When she went to grab the baby she touched her father's body, but she was not electrocuted, she explained.

"I was worried about the baby,"

explained the young woman, who had recognized the woman as her neighbors' daughter.

"No one was with the baby," she added.

Majiah Washington during the press conference. Jenny Kane / AP

Portland Fire and Rescue Services spokesman Rick Graves praised Washington for her heroism, but confessed that he didn't understand how she and the baby had not been electrocuted.

The boy was tested at the hospital and is doing well, according to authorities.

"Hopefully we have a child who is going to be able to grow up and do what they can to get ahead," Graves said, "He is here, in part, because of the heroic act of someone in our community."

The snow, freezing rain, ice and cold that hit the Northwest of the country this week have caused at least ten deaths in Oregon, due to hypothermia and falling trees or power poles.

Five other people died from hypothermia in the Seattle area.

Oregon's governor declared an emergency on Thursday after receiving requests for help from several counties following "the sixth day of severe effects" caused by the winter storms.

Ice loads trees and power lines with additional weight, making them prone to snapping, especially under high winds.

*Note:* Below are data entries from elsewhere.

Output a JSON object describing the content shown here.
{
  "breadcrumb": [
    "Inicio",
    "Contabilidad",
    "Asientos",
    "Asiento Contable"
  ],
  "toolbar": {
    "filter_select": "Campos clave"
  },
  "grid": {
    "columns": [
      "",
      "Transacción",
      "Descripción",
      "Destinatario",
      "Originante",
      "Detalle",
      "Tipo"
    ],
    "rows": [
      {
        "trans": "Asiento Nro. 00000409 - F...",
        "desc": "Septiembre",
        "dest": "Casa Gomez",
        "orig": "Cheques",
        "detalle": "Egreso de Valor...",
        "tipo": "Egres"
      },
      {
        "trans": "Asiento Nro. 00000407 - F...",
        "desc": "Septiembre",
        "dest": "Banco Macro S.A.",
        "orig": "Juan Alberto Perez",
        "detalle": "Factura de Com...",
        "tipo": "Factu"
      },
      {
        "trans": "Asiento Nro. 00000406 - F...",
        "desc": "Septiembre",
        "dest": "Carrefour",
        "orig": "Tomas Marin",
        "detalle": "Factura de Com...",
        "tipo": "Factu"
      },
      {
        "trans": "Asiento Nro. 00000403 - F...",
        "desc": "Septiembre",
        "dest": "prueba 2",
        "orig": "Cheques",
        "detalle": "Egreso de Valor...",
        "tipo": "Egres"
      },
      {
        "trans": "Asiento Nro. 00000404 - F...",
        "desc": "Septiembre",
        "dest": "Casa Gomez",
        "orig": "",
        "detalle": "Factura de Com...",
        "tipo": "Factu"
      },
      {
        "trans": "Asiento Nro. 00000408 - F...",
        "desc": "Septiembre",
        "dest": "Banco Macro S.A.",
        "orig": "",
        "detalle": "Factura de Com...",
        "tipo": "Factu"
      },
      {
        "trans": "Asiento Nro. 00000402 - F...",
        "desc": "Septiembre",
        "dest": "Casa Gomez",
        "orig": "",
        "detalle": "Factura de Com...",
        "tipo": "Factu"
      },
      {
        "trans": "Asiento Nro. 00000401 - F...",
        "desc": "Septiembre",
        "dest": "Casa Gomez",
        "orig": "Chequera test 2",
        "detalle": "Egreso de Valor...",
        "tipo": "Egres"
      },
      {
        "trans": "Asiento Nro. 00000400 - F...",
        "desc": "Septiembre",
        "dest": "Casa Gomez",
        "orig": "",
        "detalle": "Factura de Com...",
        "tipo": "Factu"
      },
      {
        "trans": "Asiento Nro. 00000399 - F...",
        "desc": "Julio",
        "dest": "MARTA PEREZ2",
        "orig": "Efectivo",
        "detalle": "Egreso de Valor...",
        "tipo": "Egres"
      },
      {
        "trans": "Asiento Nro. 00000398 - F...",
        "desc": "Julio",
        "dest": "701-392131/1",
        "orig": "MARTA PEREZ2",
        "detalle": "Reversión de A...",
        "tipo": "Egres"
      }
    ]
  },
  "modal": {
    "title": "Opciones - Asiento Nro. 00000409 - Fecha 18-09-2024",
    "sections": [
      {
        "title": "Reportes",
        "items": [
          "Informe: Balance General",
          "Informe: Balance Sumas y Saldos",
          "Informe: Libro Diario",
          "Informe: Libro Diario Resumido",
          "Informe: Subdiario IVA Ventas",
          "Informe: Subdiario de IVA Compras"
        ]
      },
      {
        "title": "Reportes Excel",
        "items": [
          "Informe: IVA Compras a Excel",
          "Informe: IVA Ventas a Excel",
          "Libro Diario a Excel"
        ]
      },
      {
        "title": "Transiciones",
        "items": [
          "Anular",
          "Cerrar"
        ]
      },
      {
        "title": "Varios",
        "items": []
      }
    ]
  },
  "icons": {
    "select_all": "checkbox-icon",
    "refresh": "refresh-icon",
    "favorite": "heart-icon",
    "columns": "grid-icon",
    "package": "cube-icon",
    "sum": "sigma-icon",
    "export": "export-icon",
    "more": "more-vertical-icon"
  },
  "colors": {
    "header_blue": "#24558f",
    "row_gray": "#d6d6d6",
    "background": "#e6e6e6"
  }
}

Apparently that was what caused the deaths due to electric shock: a large branch broke off from a tree, fell on the power lines and threw one of them onto the car.

A Washington resident, Ronald Briggs, declined to speak to The Associated Press news agency but did confirm that his 21-year-old daughter and 15-year-old son had died in the incident.

[In video: Vehicles slide down icy streets in Oregon]

Briggs told local station KGW in Portland that her daughter had gone to her house to use her internet after losing service.

He and his wife had just gotten into their car to run some errands when they heard a bang and saw the vehicle on fire.

He watched the couple slide to their deaths and told his 15-year-old son, Ta'Ron Briggs, a high school student, in vain to keep his distance.

"I told him 'don't go there, try to stay away from them,' but he slipped and hit the water and died too,"

Briggs said.

"I have six children, today I lost two in the same day," he said.

"It hurts," he added, "being a good father can't solve this now."